Las librerías han sido mi segunda casa. Da igual que fuesen de novedades o de lance. En ellas siempre me he sentido acompañado. Doy las gracias a París Valencia, Bartleby, Soriano y Leo en Valencia; a la Popular y Circus en Albacete; a Santos Ochoa en Logroño; a la Antonio Machado, Visor, La Central y la Casa del Libro en Madrid; a Ulises en Benidorm, a Follas Novas en Santiago de Compostela y a tantas otras que no citaré para no cansarte, apreciado lector.
Prueba de esta devoción por los libros y las librerías es que empieza a faltar espacio en mi casa para más volúmenes. Estoy orgulloso de una biblioteca amasada con perseverancia y esmero, semana tras semana, desde hace más de treinta años. Cuando yo muera, mis libros se perderán, como todo acaba perdiéndose, olvidándose. Puede que terminen en el vertedero de Dos Aguas. Pero me gustaría llevarme algunos a la tumba y ser amortajado con los Ensayos de Montaigne, los versos de Juan Ramón y las andanzas de don Quijote. Polvo seré mas polvo ilustrado.

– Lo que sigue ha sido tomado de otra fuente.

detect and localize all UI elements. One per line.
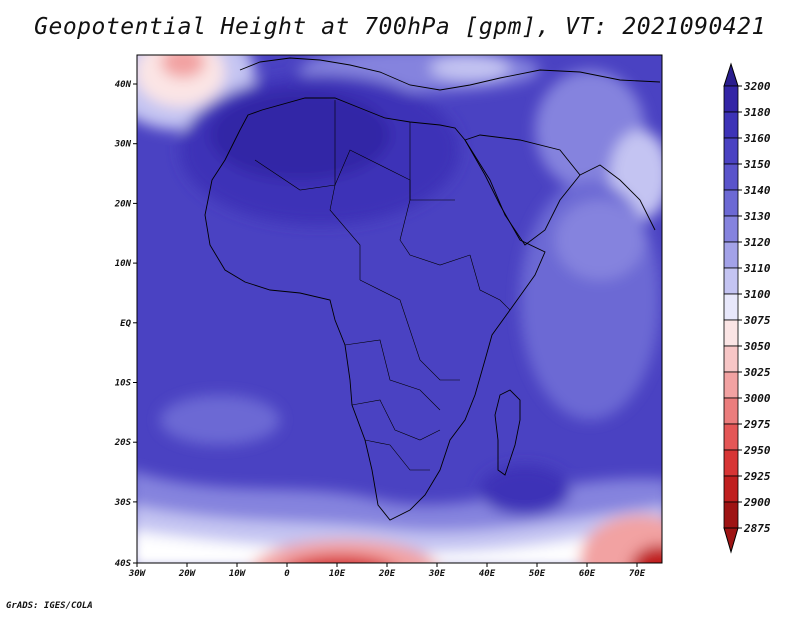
lon-tick-label: 20E xyxy=(378,569,396,579)
colorbar-label: 3050 xyxy=(743,340,771,353)
colorbar-label: 3100 xyxy=(743,288,771,301)
lat-tick-label: 20S xyxy=(114,438,132,448)
colorbar-segment xyxy=(723,163,739,191)
lat-tick-label: 40N xyxy=(115,80,132,90)
lon-tick-label: 10E xyxy=(329,569,346,579)
lon-axis: 30W 20W 10W 0 10E 20E 30E 40E 50E 60E 70E xyxy=(128,563,646,579)
colorbar-segment xyxy=(723,293,739,321)
map-frame xyxy=(136,54,663,564)
lon-tick-label: 50E xyxy=(529,569,546,579)
lon-tick-label: 20W xyxy=(178,569,197,579)
lat-tick-label: 20N xyxy=(114,199,132,209)
colorbar-label: 3160 xyxy=(743,132,771,145)
lat-tick-label: 10S xyxy=(115,379,132,389)
colorbar-segment xyxy=(723,85,739,113)
lon-tick-label: 60E xyxy=(579,569,596,579)
lat-tick-label: 40S xyxy=(115,559,132,569)
lat-tick-label: EQ xyxy=(120,319,131,329)
colorbar-segment xyxy=(723,189,739,217)
lon-tick-label: 10W xyxy=(229,569,247,579)
colorbar: 3200 3180 3160 3150 3140 3130 3120 3110 3100 3075… xyxy=(723,62,771,554)
colorbar-label: 3130 xyxy=(743,210,771,223)
colorbar-segment xyxy=(723,371,739,399)
colorbar-label: 3150 xyxy=(743,158,771,171)
colorbar-segment xyxy=(723,501,739,529)
colorbar-label: 3140 xyxy=(743,184,771,197)
colorbar-top-arrow xyxy=(723,62,739,87)
country-borders xyxy=(254,100,511,471)
lon-tick-label: 0 xyxy=(284,569,290,579)
lon-tick-label: 70E xyxy=(629,569,646,579)
colorbar-segment xyxy=(723,215,739,243)
colorbar-label: 3110 xyxy=(743,262,771,275)
colorbar-bottom-arrow xyxy=(723,527,739,554)
colorbar-segment xyxy=(723,267,739,295)
colorbar-label: 3075 xyxy=(743,314,771,327)
grads-credit: GrADS: IGES/COLA xyxy=(6,601,93,611)
colorbar-segment xyxy=(723,475,739,503)
colorbar-label: 3200 xyxy=(743,80,771,93)
height-field xyxy=(137,55,662,563)
colorbar-segment xyxy=(723,423,739,451)
colorbar-label: 2900 xyxy=(743,496,771,509)
colorbar-label: 2950 xyxy=(743,444,771,457)
colorbar-label: 3180 xyxy=(743,106,771,119)
lat-tick-label: 30N xyxy=(114,140,132,150)
lon-tick-label: 30W xyxy=(128,569,147,579)
colorbar-segment xyxy=(723,111,739,139)
lat-tick-label: 10N xyxy=(115,259,132,269)
colorbar-segment xyxy=(723,319,739,347)
colorbar-segment xyxy=(723,345,739,373)
lat-axis: 40N 30N 20N 10N EQ 10S 20S 30S 40S xyxy=(114,80,137,569)
colorbar-segment xyxy=(723,397,739,425)
coastlines xyxy=(204,57,661,521)
colorbar-segment xyxy=(723,241,739,269)
lon-tick-label: 30E xyxy=(428,569,446,579)
lon-tick-label: 40E xyxy=(479,569,496,579)
map-title: Geopotential Height at 700hPa [gpm], VT:… xyxy=(34,14,766,40)
colorbar-label: 2925 xyxy=(743,470,771,483)
colorbar-segment xyxy=(723,137,739,165)
colorbar-label: 3025 xyxy=(743,366,771,379)
colorbar-segment xyxy=(723,449,739,477)
colorbar-label: 2975 xyxy=(743,418,771,431)
lat-tick-label: 30S xyxy=(114,498,132,508)
colorbar-label: 2875 xyxy=(743,522,771,535)
colorbar-label: 3120 xyxy=(743,236,771,249)
colorbar-label: 3000 xyxy=(743,392,771,405)
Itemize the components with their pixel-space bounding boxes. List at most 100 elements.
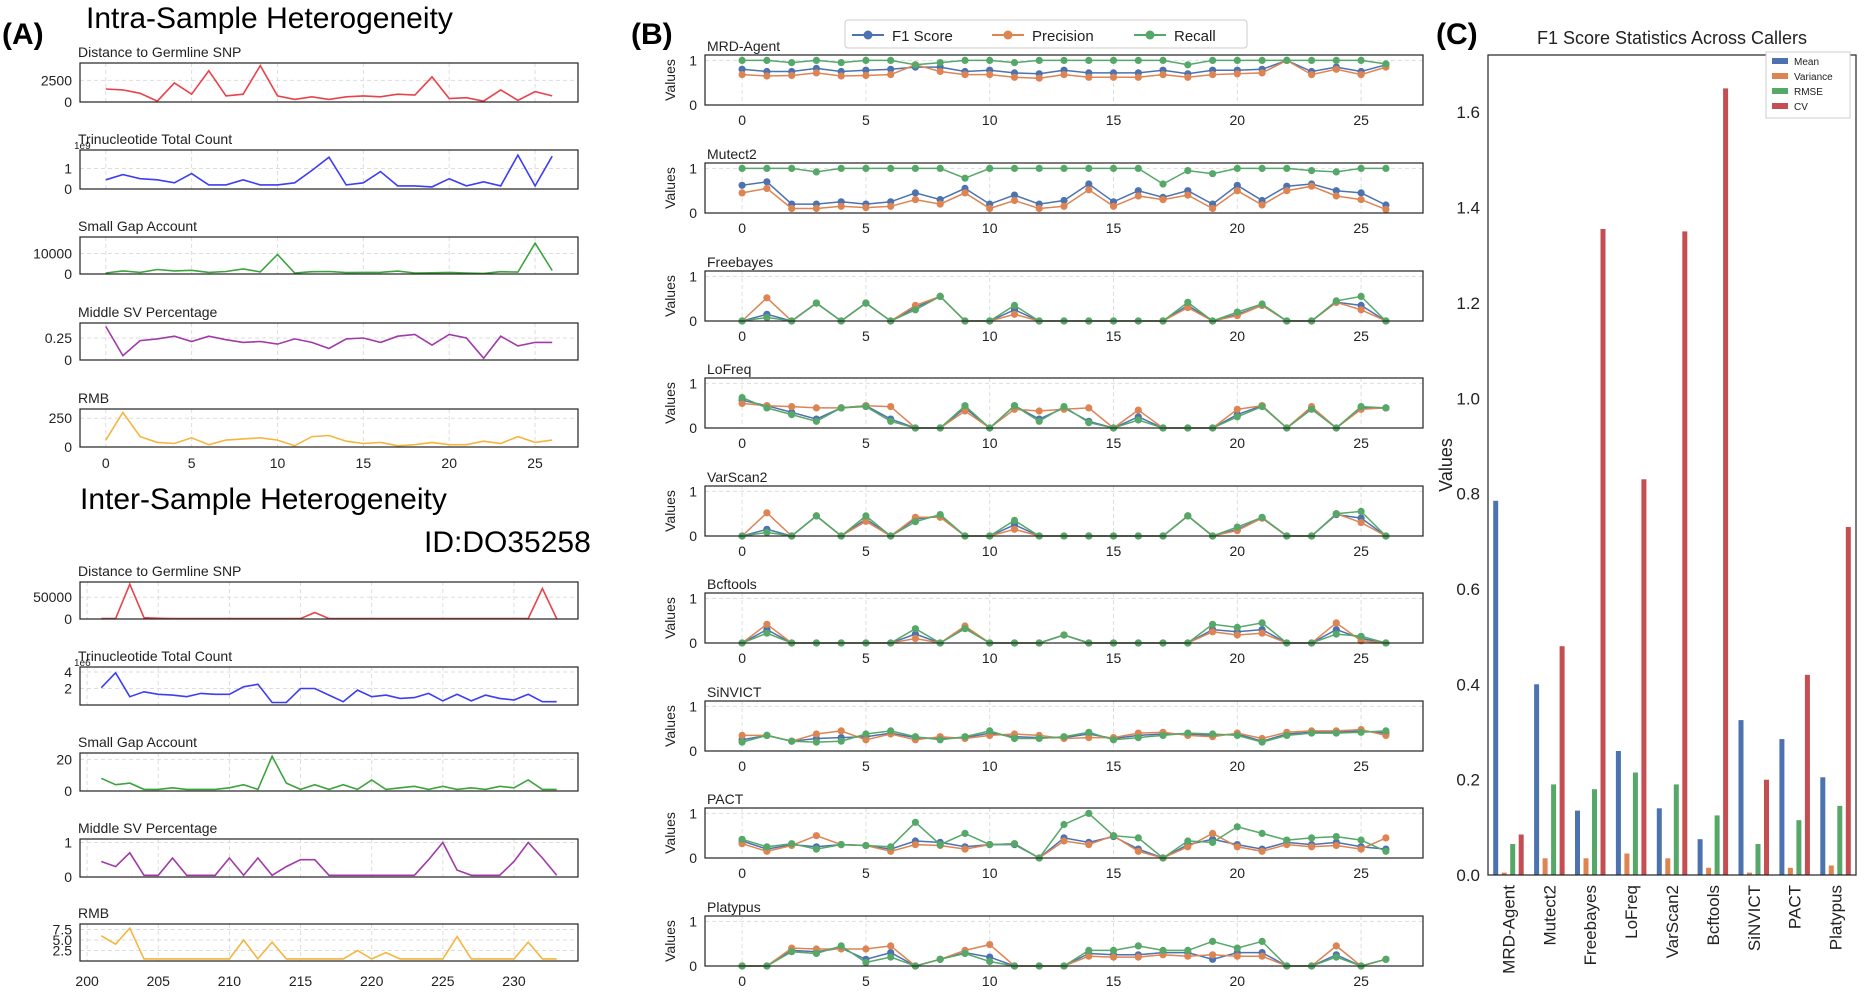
point-precision: [1134, 192, 1142, 200]
point-f1: [738, 65, 746, 73]
y-tick-label: 0: [64, 266, 72, 282]
x-tick-label: 230: [502, 973, 526, 989]
point-f1: [1357, 189, 1365, 197]
y-tick-label: 1: [689, 268, 697, 284]
point-recall: [1332, 297, 1340, 305]
point-recall: [961, 625, 969, 633]
subplot-distance-to-germline-snp: Distance to Germline SNP 0 50000: [33, 563, 579, 627]
legend-precision-marker: [1003, 30, 1013, 40]
axes-frame: [79, 149, 579, 190]
bar-mean: [1738, 720, 1744, 875]
x-tick-label: 20: [1230, 328, 1246, 344]
y-axis-label: Values: [662, 705, 678, 747]
point-recall: [1258, 829, 1266, 838]
series-line-precision: [741, 295, 1387, 322]
point-precision: [1085, 841, 1093, 849]
caller-subplot-varscan2: VarScan2 0 5 10 15 20 25 0 1 Values: [662, 469, 1424, 559]
bar-variance: [1747, 872, 1752, 875]
series-line: [100, 754, 557, 791]
point-precision: [1184, 73, 1192, 81]
caller-title: PACT: [707, 791, 744, 807]
y-tick-label: 50000: [33, 589, 72, 605]
point-recall: [812, 845, 821, 853]
point-recall: [1060, 403, 1068, 411]
point-recall: [812, 417, 821, 425]
point-precision: [1035, 204, 1043, 213]
x-tick-label: 10: [982, 220, 998, 236]
point-precision: [1283, 187, 1291, 195]
point-recall: [1010, 402, 1019, 410]
point-recall: [961, 733, 969, 741]
x-tick-label: 20: [1230, 112, 1246, 128]
point-precision: [837, 202, 845, 210]
point-precision: [1258, 952, 1266, 960]
point-precision: [738, 731, 746, 740]
point-precision: [763, 184, 771, 192]
point-recall: [1134, 164, 1142, 172]
x-tick-label: 25: [1353, 865, 1369, 881]
caller-subplot-mutect2: Mutect2 0 5 10 15 20 25 0 1 Values: [662, 146, 1424, 236]
x-tick-label: 200: [75, 973, 99, 989]
point-precision: [986, 941, 994, 949]
point-recall: [1209, 838, 1217, 847]
point-recall: [1184, 729, 1192, 737]
x-tick-label: 10: [982, 758, 998, 774]
bar-cv: [1723, 88, 1729, 875]
subplot-title: Distance to Germline SNP: [78, 563, 241, 579]
axes-frame: [79, 923, 579, 962]
caller-title: Bcftools: [707, 576, 757, 592]
point-recall: [1209, 937, 1217, 946]
x-tick-label: PACT: [1786, 885, 1805, 929]
point-recall: [837, 404, 845, 412]
point-precision: [1010, 73, 1019, 81]
x-tick-label: 15: [1106, 220, 1122, 236]
point-precision: [1233, 405, 1241, 413]
x-tick-label: VarScan2: [1663, 885, 1682, 958]
point-recall: [812, 512, 821, 520]
y-tick-label: 0: [689, 97, 697, 113]
point-precision: [1233, 70, 1241, 78]
point-recall: [961, 949, 969, 958]
y-tick-label: 0: [64, 439, 72, 455]
bar-variance: [1624, 853, 1630, 875]
point-precision: [1357, 71, 1365, 79]
point-recall: [1134, 734, 1142, 742]
point-recall: [1060, 56, 1068, 64]
x-tick-label: 15: [1106, 650, 1122, 666]
point-recall: [1010, 840, 1019, 848]
y-axis-label: Values: [662, 382, 678, 424]
y-axis-label: Values: [662, 59, 678, 101]
x-tick-label: 10: [982, 973, 998, 989]
x-tick-label: Mutect2: [1540, 885, 1559, 945]
x-tick-label: 5: [862, 220, 870, 236]
point-f1: [911, 189, 920, 197]
y-tick-label: 250: [49, 410, 73, 426]
point-recall: [936, 292, 944, 300]
x-tick-label: 15: [356, 455, 372, 471]
point-precision: [887, 202, 895, 210]
axes-frame: [704, 700, 1424, 752]
bar-mean: [1575, 810, 1580, 875]
point-precision: [1035, 74, 1043, 82]
series-line-recall: [741, 510, 1387, 537]
point-recall: [1060, 820, 1068, 829]
point-f1: [1233, 181, 1241, 189]
x-tick-label: Platypus: [1827, 885, 1846, 950]
x-tick-label: 10: [982, 865, 998, 881]
x-tick-label: 15: [1106, 435, 1122, 451]
point-recall: [986, 727, 994, 735]
y-tick-label: 1: [64, 834, 72, 850]
subplot-title: Small Gap Account: [78, 218, 197, 234]
bar-mean: [1534, 684, 1540, 875]
point-recall: [812, 299, 821, 307]
point-recall: [1258, 937, 1266, 946]
x-tick-label: 15: [1106, 973, 1122, 989]
subplot-rmb: RMB 0 250 0 5 10 15 20 25: [49, 390, 579, 471]
point-precision: [1184, 191, 1192, 199]
x-tick-label: 220: [360, 973, 384, 989]
subplot-title: Middle SV Percentage: [78, 304, 218, 320]
legend-recall-marker: [1145, 30, 1155, 40]
axes-frame: [704, 915, 1424, 967]
series-line: [105, 411, 553, 447]
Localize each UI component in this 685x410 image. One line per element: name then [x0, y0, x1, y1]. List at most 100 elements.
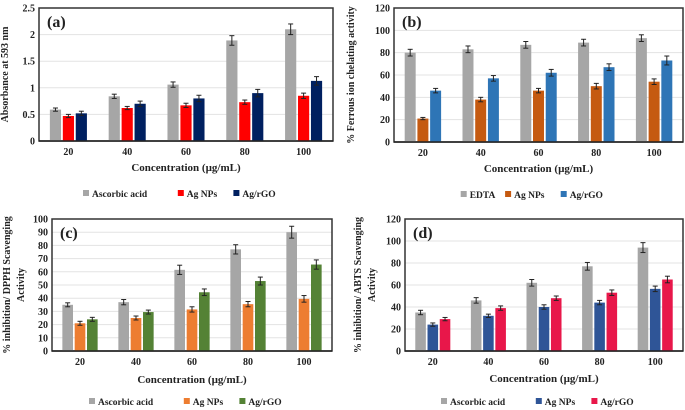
x-tick-label: 20	[428, 357, 438, 368]
panel-label: (d)	[413, 225, 433, 242]
y-tick-label: 30	[38, 307, 48, 318]
y-tick-label: 90	[38, 228, 48, 239]
legend-label: Ascorbic acid	[450, 398, 506, 408]
bar	[62, 115, 74, 141]
bar	[62, 304, 73, 351]
x-tick-label: 80	[591, 148, 601, 159]
bar	[520, 44, 532, 142]
bar	[226, 40, 238, 142]
bar	[661, 60, 673, 142]
legend-swatch	[239, 398, 246, 404]
bar	[594, 302, 605, 351]
bar	[404, 52, 416, 142]
chart-panel-a: 0 0.5 1 1.5 2 2.5 20 40 60 80 100 (a) Concentration …	[0, 4, 334, 200]
y-tick-label: 0	[30, 137, 35, 148]
legend-swatch	[89, 398, 95, 404]
y-tick-label: 120	[386, 215, 401, 226]
y-tick-label: 20	[391, 325, 401, 336]
x-tick-label: 20	[75, 357, 85, 368]
x-tick-label: 20	[418, 148, 428, 159]
legend: Ascorbic acid Ag NPs Ag/rGO	[441, 398, 634, 408]
y-tick-label: 1	[30, 83, 35, 94]
x-tick-label: 80	[243, 357, 253, 368]
legend-swatch	[591, 398, 598, 404]
bar	[286, 232, 297, 351]
x-tick-label: 60	[187, 357, 197, 368]
x-tick-label: 80	[240, 147, 250, 158]
bar	[427, 324, 439, 351]
bar	[252, 93, 264, 141]
bar	[239, 102, 251, 141]
y-tick-label: 70	[38, 254, 48, 265]
bar	[180, 105, 192, 141]
legend-label: Ag NPs	[193, 398, 224, 408]
chart-panel-b: 0 20 40 60 80 100 120 20 40 60 80 100 (b) Concentrati…	[346, 4, 684, 201]
bar	[118, 302, 129, 351]
bar	[483, 315, 494, 351]
y-tick-label: 100	[375, 26, 390, 37]
bar	[417, 118, 429, 142]
y-tick-label: 40	[391, 303, 401, 314]
bar	[310, 80, 323, 141]
x-tick-label: 100	[647, 148, 662, 159]
y-tick-label: 60	[391, 281, 401, 292]
legend-label: Ag NPs	[545, 398, 576, 408]
panel-label: (c)	[60, 225, 78, 242]
legend-label: Ag/rGO	[248, 398, 281, 408]
bar	[533, 90, 544, 142]
bar	[578, 42, 590, 142]
x-tick-label: 100	[648, 357, 663, 368]
y-tick-label: 20	[38, 320, 48, 331]
y-tick-label: 50	[38, 281, 48, 292]
legend-swatch	[535, 398, 542, 404]
x-tick-label: 60	[181, 147, 191, 158]
x-axis-label: Concentration (µg/mL)	[131, 162, 241, 174]
bar	[130, 318, 142, 351]
bar	[74, 323, 86, 351]
y-tick-label: 0	[396, 347, 401, 358]
y-tick-label: 40	[38, 294, 48, 305]
x-axis-label: Concentration (µg/mL)	[484, 163, 594, 175]
bar	[143, 312, 154, 351]
legend-swatch	[177, 190, 184, 196]
bar	[193, 98, 205, 141]
legend: Ascorbic acid Ag NPs Ag/rGO	[83, 190, 276, 200]
chart-panel-c: 0 10 20 30 40 50 60 70 80 90 100 20 40 60 80 100 (c) Conc…	[2, 215, 333, 408]
bar	[545, 72, 557, 142]
legend-label: Ascorbic acid	[92, 190, 148, 200]
bar	[603, 67, 615, 142]
y-tick-label: 80	[391, 259, 401, 270]
x-tick-label: 100	[297, 357, 312, 368]
x-tick-label: 40	[131, 357, 141, 368]
y-tick-label: 0.5	[23, 110, 36, 121]
panel-label: (a)	[47, 14, 66, 31]
bar	[606, 292, 618, 351]
legend-label: Ag/rGO	[600, 398, 633, 408]
bar	[550, 298, 562, 351]
y-tick-label: 20	[380, 115, 390, 126]
legend: EDTA Ag NPs Ag/rGO	[460, 191, 603, 201]
bar	[649, 288, 661, 351]
legend-label: Ag NPs	[187, 190, 218, 200]
x-axis-label: Concentration (µg/mL)	[137, 374, 247, 386]
legend-swatch	[441, 398, 447, 404]
legend-label: Ascorbic acid	[98, 398, 154, 408]
bar	[415, 312, 426, 351]
legend-swatch	[560, 191, 567, 197]
legend-label: EDTA	[470, 191, 496, 201]
legend-swatch	[183, 398, 190, 404]
y-tick-label: 60	[380, 71, 390, 82]
legend-label: Ag/rGO	[242, 190, 275, 200]
legend-swatch	[460, 191, 467, 197]
bar	[311, 264, 322, 351]
bar	[186, 309, 198, 351]
bar	[242, 304, 254, 351]
y-tick-label: 1.5	[23, 57, 36, 68]
y-axis-label: % Ferrous ion chelating activity	[346, 6, 357, 144]
y-tick-label: 80	[38, 241, 48, 252]
legend-label: Ag/rGO	[570, 191, 603, 201]
y-tick-label: 0	[43, 347, 48, 358]
bar	[439, 319, 451, 351]
bar	[526, 282, 538, 351]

Aquí debería haber concluido este artículo, pero acabo de conocer la muerte de un extraordinario lector, el niño paraguayo Rubén Darío Ávalos, fallecido en Sevilla antes de cumplir los trece años, Víctima de una rara enfermedad, Rubén se refugió en la lectura de los libros. Leía a Borges, a Sábato, a Conan Doyle, a Defoe. Leía lo que algunos adultos no hemos leído. Escribió cuatro libros de cuentos y una novela histórica. Fue un primor de ser humano. Allí donde esté, lo imagino riéndose mientras pasa las páginas de La isla del tesoro. En su recuerdo y en el de otros niños que nos dejaron con tantas lecturas pendientes, vayan estas líneas escritas con torpeza pero con sincero cariño.